Premiers coups de pédale pour « Par ici les pourris », le projet de collecte à vélo des biodéchets à Strasbourg

Écrit par sur juillet 25, 2018

Le jeudi 12 juillet a eu lieu la soirée de présentation du projet « Par ici les pourris », lancé conjointement par l’association Bretz’selle et Start-up de territoire. L’idée est simple : collecter à vélo et grâce à une remorque à assistance électrique, les biodéchets produits par les restaurateurs strasbourgeois, qui n’ont pour le moment pas de solution de valorisation de ces déchets verts. Le projet en est encore à ses prémices mais nombreux ont été les Strasbourgeois à se montrer intéressés. 

On ne pouvait trouver cadre plus approprié pour la présentation du projet : en plein cœur du quartier de Koenigshoffen à Strasbourg, à l’écart de l’axe passant de la route des Romains, la Tour du Schloessel et son petit parc attenant fournissaient un cadre idyllique.

Près d’une trentaine de Strasbourgeois se sont rendus le 12 juillet à la soirée de présentation du projet « Par ici les pourris », lancé par l’association Bretz’selle et le programme Start-Up de territoire de l’association Le Labo, qui soutient et accompagne la création de projets citoyens innovants en Alsace.

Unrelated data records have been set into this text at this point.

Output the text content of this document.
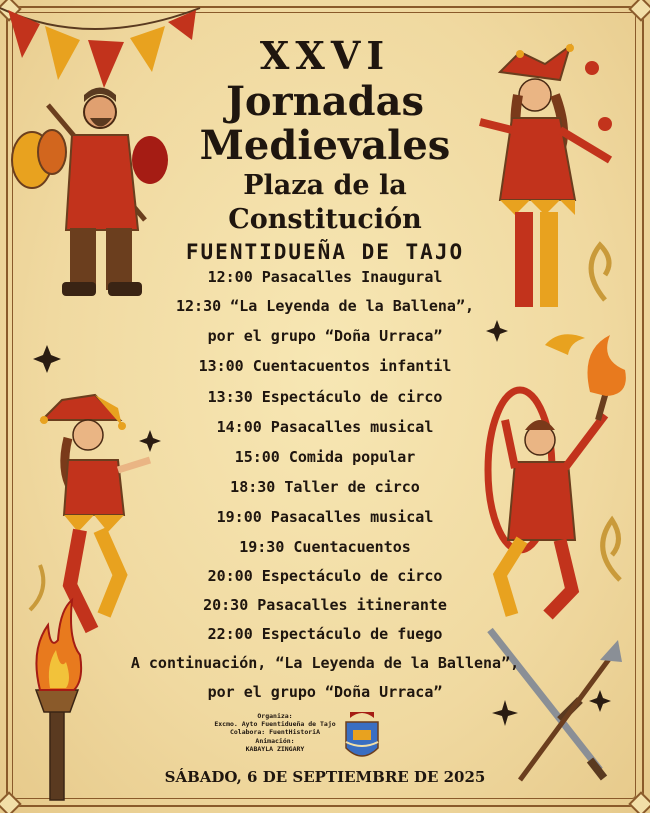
XXVI
Jornadas
Medievales
Plaza de la
Constitución
FUENTIDUEÑA DE TAJO
12:00 Pasacalles Inaugural
12:30 “La Leyenda de la Ballena”,
por el grupo “Doña Urraca”
13:00 Cuentacuentos infantil
13:30 Espectáculo de circo
14:00 Pasacalles musical
15:00 Comida popular
18:30 Taller de circo
19:00 Pasacalles musical
19:30 Cuentacuentos
20:00 Espectáculo de circo
20:30 Pasacalles itinerante
22:00 Espectáculo de fuego
A continuación, “La Leyenda de la Ballena”,
por el grupo “Doña Urraca”
Organiza:
Excmo. Ayto Fuentidueña de Tajo
Colabora: FuentHistoriA
Animación:
KABAYLA ZINGARY
SÁBADO, 6 DE SEPTIEMBRE DE 2025
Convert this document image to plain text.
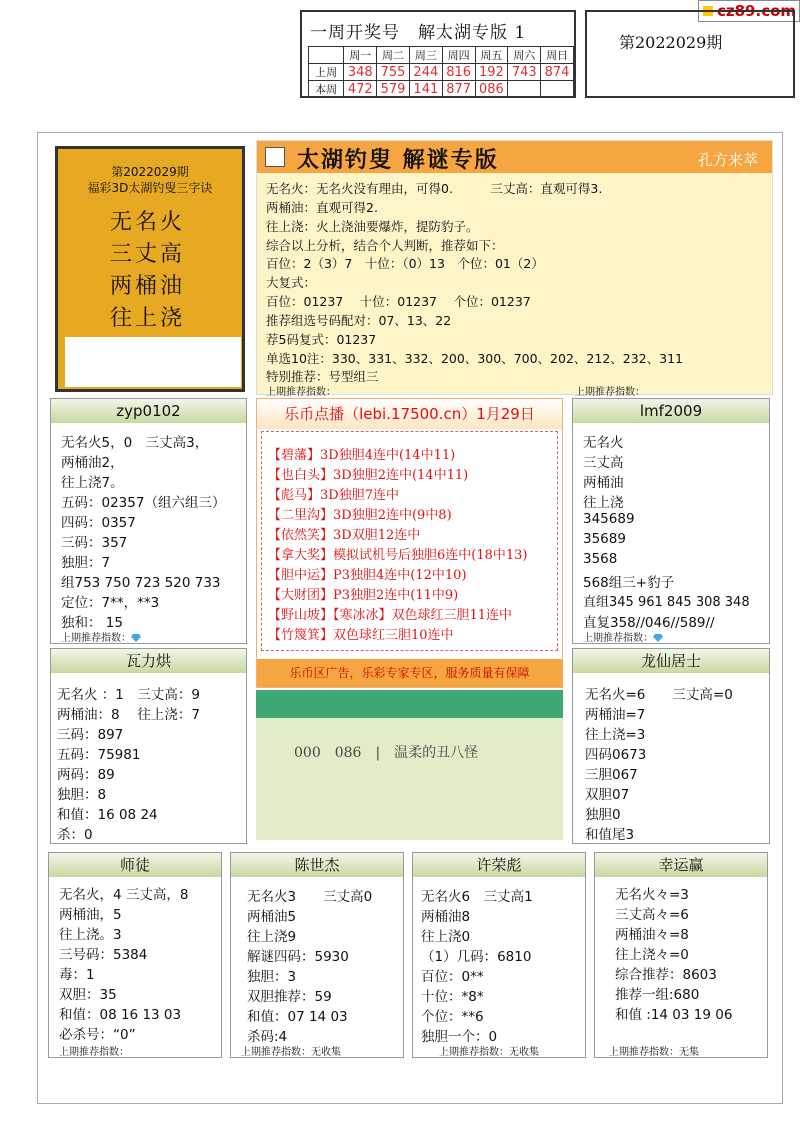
cz89.com
一周开奖号　解太湖专版 1
	周一	周二	周三	周四	周五	周六	周日
上周	348	755	244	816	192	743	874
本周	472	579	141	877	086		
第2022029期
第2022029期
福彩3D太湖钓叟三字诀
无名火
三丈高
两桶油
往上浇
太湖钓叟 解谜专版	孔方来萃
无名火：无名火没有理由，可得0.　　　三丈高：直观可得3.
两桶油：直观可得2.
往上浇：火上浇油要爆炸，提防豹子。
综合以上分析，结合个人判断，推荐如下：
百位：2（3）7　十位：（0）13　个位：01（2）
大复式：
百位：01237　 十位：01237　 个位：01237
推荐组选号码配对：07、13、22
荐5码复式：01237
单选10注：330、331、332、200、300、700、202、212、232、311
特别推荐：号型组三
上期推荐指数：	上期推荐指数：
zyp0102
无名火5，0　三丈高3，
两桶油2，
往上浇7。
五码：02357（组六组三）
四码：0357
三码：357
独胆：7
组753 750 723 520 733
定位：7**，**3
独和： 15
上期推荐指数：
乐币点播（lebi.17500.cn）1月29日
【碧藩】3D独胆4连中(14中11)
【也白头】3D独胆2连中(14中11)
【彪马】3D独胆7连中
【二里沟】3D独胆2连中(9中8)
【依然笑】3D双胆12连中
【拿大奖】模拟试机号后独胆6连中(18中13)
【胆中运】P3独胆4连中(12中10)
【大财团】P3独胆2连中(11中9)
【野山坡】【寒冰冰】双色球红三胆11连中
【竹篾箕】双色球红三胆10连中
乐币区广告，乐彩专家专区，服务质量有保障
000　086　|　温柔的丑八怪
lmf2009
无名火
三丈高
两桶油
往上浇
345689
35689
3568
568组三+豹子
直组345 961 845 308 348
直复358//046//589//
上期推荐指数：
瓦力烘
无名火 ：1　三丈高：9
两桶油：8　 往上浇：7
三码：897
五码：75981
两码：89
独胆：8
和值：16 08 24
杀：0
龙仙居士
无名火=6　　三丈高=0
两桶油=7
往上浇=3
四码0673
三胆067
双胆07
独胆0
和值尾3
师徒
无名火，4 三丈高，8
两桶油，5
往上浇。3
三号码：5384
毒：1
双胆：35
和值：08 16 13 03
必杀号：“0”
上期推荐指数：
陈世杰
无名火3　　三丈高0
两桶油5
往上浇9
解谜四码：5930
独胆：3
双胆推荐：59
和值：07 14 03
杀码:4
上期推荐指数：无收集
许荣彪
无名火6　三丈高1
两桶油8
往上浇0
（1）几码：6810
百位：0**
十位：*8*
个位：**6
独胆一个：0
上期推荐指数：无收集
幸运赢
无名火々=3
三丈高々=6
两桶油々=8
往上浇々=0
综合推荐：8603
推荐一组:680
和值 :14 03 19 06
上期推荐指数：无集
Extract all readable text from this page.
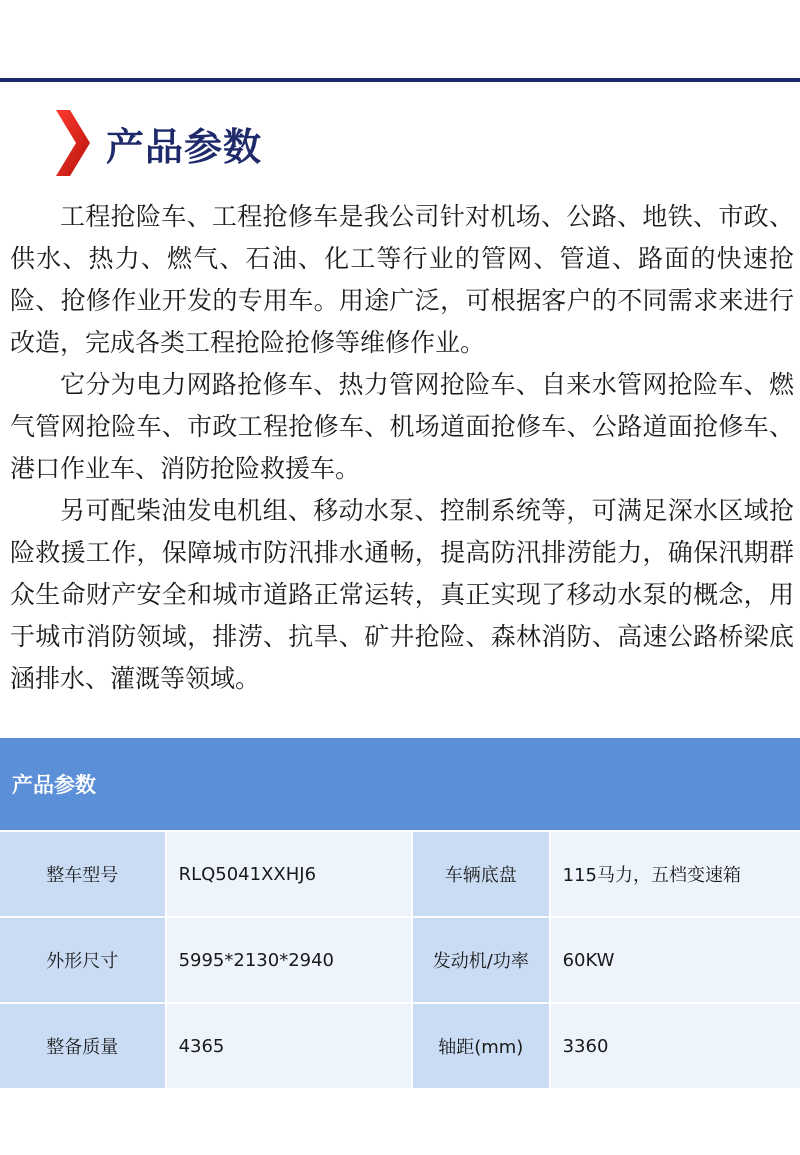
产品参数

工程抢险车、工程抢修车是我公司针对机场、公路、地铁、市政、供水、热力、燃气、石油、化工等行业的管网、管道、路面的快速抢险、抢修作业开发的专用车。用途广泛，可根据客户的不同需求来进行改造，完成各类工程抢险抢修等维修作业。

它分为电力网路抢修车、热力管网抢险车、自来水管网抢险车、燃气管网抢险车、市政工程抢修车、机场道面抢修车、公路道面抢修车、港口作业车、消防抢险救援车。

另可配柴油发电机组、移动水泵、控制系统等，可满足深水区域抢险救援工作，保障城市防汛排水通畅，提高防汛排涝能力，确保汛期群众生命财产安全和城市道路正常运转，真正实现了移动水泵的概念，用于城市消防领域，排涝、抗旱、矿井抢险、森林消防、高速公路桥梁底涵排水、灌溉等领域。

产品参数
整车型号	RLQ5041XXHJ6	车辆底盘	115马力，五档变速箱
外形尺寸	5995*2130*2940	发动机/功率	60KW
整备质量	4365	轴距(mm)	3360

Le projet est simple : mettre en place des collectes de biodéchets auprès des professionnels, comme les restaurants ou les bars, qui ne disposent pas à Strasbourg de solution adaptée. Les collectes seraient assurées dans un premier temps par des bénévoles, selon un rythme fixé avec les restaurateurs, via des vélos-remorques à assistance électrique fournis par la société allemande Carla Cargo.

Une fois tous les biodéchets collectés, des bacs à compost, installés spécialement pour le projet, recueilleraient ces déchets verts afin de les transformer en compost.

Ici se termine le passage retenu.